Unplug from your usual household and work routines and do something fun and different that lets you de-stress, relax, and recharge your batteries. This takes a change in mindset and a little intention. If you’ve been working remote, keep firm boundaries during your time away even though work could be on your workstation in the next room. Treat that space as if it’s a few miles across town. Establish water-tight psychological boundaries so you’re not constantly reminded of temptations to work (It will only take me an hour to knock out that last project and I have time to do it) or unfinished personal tasks. Then, engage in different activities around the house that you enjoy but never get to do, such as gardening or a special hobby. And if you have a pool, hot tub, trampoline, ping-pong table or other fun activity that you rarely use, now is the time to take advantage of it. Even just soaking in a hot bath or reading a good book can renew your spirits.

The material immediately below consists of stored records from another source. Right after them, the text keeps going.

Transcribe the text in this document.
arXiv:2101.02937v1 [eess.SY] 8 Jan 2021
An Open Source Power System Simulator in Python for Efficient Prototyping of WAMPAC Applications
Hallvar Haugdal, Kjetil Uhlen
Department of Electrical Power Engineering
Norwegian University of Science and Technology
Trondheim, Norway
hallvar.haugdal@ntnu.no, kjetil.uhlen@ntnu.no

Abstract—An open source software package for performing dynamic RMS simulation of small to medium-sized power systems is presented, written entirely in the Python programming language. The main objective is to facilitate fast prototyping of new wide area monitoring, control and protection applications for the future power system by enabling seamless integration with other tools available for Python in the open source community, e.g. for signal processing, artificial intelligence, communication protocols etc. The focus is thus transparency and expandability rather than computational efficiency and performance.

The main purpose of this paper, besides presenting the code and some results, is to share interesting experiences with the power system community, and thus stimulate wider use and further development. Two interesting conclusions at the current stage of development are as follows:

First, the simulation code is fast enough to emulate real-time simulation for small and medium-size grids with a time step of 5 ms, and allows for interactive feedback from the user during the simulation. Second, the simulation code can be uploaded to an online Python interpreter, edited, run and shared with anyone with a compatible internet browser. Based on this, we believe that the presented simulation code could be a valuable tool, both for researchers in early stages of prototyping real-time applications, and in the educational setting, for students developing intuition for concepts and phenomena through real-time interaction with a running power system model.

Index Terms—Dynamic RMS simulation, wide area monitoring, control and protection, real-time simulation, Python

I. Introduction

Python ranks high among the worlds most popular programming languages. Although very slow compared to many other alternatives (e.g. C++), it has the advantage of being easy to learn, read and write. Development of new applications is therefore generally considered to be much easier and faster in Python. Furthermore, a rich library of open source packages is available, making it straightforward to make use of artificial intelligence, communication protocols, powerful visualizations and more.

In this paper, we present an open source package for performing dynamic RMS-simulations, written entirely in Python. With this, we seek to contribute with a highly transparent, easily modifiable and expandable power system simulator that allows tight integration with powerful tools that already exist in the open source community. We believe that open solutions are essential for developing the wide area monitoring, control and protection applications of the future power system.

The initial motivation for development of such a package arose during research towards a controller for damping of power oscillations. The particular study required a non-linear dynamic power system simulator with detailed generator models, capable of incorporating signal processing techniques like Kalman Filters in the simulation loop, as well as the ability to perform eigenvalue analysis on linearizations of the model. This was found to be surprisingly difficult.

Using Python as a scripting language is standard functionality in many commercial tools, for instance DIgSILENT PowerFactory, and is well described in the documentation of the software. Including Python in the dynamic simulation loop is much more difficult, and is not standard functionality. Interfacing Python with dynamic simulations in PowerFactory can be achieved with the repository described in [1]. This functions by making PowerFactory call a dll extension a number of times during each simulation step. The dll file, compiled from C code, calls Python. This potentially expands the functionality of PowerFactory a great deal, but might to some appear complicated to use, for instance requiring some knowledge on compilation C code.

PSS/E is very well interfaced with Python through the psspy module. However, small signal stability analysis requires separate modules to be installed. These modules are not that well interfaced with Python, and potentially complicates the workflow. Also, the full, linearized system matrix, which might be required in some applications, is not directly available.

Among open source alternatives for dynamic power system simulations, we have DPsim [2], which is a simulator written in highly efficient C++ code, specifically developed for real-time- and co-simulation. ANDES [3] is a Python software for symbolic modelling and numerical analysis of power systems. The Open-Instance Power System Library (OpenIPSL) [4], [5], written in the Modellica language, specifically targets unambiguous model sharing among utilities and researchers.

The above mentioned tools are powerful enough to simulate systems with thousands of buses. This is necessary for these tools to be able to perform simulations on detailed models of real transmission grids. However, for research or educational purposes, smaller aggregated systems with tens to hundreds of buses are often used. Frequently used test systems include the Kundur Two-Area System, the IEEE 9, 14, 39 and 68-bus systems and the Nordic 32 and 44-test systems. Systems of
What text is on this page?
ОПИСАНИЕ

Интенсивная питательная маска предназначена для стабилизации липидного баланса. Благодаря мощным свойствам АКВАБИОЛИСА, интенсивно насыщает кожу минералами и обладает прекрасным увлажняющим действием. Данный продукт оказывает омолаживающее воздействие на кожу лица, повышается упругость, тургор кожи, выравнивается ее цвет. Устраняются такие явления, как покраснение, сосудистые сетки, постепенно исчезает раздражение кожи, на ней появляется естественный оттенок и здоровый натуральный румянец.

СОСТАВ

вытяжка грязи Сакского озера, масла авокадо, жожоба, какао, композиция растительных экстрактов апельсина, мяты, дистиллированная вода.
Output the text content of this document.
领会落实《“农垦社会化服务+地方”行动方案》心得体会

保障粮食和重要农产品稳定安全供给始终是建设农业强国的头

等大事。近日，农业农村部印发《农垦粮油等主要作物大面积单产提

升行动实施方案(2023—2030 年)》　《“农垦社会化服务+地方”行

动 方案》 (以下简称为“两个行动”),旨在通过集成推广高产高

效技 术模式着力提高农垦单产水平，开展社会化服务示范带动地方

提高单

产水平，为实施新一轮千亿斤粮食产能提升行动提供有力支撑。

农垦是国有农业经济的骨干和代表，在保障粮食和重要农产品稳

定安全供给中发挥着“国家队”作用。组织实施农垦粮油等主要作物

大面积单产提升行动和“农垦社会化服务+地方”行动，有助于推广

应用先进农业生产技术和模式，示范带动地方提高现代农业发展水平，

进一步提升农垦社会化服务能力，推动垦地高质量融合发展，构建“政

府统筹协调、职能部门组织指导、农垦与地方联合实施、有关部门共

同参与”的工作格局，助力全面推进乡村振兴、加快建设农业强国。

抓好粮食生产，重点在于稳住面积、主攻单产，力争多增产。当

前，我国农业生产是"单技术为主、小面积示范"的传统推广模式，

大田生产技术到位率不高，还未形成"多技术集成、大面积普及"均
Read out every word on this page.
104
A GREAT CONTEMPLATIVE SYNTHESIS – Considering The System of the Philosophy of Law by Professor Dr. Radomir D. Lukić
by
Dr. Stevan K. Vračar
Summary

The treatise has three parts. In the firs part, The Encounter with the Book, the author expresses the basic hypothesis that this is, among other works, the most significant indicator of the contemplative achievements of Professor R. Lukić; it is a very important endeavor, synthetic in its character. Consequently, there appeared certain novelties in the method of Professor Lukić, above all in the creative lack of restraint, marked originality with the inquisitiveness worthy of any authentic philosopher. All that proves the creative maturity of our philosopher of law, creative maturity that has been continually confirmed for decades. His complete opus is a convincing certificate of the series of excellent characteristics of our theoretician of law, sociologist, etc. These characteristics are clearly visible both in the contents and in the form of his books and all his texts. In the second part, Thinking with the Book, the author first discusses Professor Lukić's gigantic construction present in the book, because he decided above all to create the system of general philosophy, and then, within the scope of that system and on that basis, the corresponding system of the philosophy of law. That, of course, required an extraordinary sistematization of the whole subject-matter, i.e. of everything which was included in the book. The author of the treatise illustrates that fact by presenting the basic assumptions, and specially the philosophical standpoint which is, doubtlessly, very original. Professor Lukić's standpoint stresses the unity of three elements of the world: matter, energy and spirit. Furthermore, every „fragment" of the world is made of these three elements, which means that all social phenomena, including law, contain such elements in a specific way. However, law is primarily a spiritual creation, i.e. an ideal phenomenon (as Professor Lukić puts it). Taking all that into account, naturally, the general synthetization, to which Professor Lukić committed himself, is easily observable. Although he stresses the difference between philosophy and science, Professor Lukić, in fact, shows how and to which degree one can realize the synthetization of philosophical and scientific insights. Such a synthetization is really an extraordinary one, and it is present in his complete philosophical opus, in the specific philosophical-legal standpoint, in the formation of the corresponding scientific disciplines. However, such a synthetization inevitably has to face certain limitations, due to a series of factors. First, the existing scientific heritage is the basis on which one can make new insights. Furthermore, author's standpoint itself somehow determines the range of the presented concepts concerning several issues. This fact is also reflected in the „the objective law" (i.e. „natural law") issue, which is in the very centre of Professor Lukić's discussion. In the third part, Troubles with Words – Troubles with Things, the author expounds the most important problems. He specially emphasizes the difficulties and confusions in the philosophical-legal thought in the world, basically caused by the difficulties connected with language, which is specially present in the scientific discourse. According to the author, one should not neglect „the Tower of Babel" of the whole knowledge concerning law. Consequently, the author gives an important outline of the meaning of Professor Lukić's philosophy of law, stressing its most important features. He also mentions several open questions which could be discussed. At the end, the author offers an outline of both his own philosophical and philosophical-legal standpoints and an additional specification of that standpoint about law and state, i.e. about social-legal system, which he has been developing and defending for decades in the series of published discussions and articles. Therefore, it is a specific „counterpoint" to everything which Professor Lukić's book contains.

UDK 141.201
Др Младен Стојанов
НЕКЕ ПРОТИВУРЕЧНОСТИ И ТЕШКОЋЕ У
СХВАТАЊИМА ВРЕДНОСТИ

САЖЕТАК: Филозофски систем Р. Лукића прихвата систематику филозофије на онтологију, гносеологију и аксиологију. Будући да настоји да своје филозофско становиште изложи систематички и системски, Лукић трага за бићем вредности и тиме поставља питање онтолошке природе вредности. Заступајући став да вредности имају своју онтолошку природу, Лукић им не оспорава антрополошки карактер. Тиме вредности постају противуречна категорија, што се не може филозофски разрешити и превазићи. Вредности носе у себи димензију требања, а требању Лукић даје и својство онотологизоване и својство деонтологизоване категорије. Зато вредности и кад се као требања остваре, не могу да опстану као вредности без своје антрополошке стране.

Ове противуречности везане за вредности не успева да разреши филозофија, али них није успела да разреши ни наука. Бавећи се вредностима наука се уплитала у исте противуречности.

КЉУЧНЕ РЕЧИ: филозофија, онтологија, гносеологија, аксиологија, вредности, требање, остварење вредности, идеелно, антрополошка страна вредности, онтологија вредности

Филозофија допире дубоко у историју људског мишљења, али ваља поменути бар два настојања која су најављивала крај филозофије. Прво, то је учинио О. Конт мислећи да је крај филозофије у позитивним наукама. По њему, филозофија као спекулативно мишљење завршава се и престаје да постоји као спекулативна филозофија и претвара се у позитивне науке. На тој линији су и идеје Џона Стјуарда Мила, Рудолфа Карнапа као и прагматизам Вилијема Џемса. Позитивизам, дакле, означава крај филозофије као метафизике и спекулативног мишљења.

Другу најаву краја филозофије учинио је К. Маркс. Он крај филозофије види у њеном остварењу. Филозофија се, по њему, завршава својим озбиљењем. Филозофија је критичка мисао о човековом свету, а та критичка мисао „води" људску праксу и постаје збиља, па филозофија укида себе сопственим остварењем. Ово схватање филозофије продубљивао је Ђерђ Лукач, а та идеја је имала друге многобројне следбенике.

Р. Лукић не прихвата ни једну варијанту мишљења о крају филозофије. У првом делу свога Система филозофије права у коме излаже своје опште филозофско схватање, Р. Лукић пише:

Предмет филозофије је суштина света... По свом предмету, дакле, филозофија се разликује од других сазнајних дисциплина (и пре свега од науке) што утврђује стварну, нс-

Consider a day-cation to a fun place where you’ve been itching to go but haven’t had time such as a day hike, river rafting or a picnic at a local lake or city or state park. Outside activities in less populated areas where the virus diffuses through the air prevents spread and infection rates. Plus, just being outside in nature is itself a form of stress reduction and relaxation. Balance your time between staying active and restorative rest. A walk or jog around the block combined with five minutes of meditation both give you a biochemical boost. Activity raises endorphins. Quieting your mind stimulates the part of your brain that dampens the surges of adrenaline and cortisol accompanying stress.”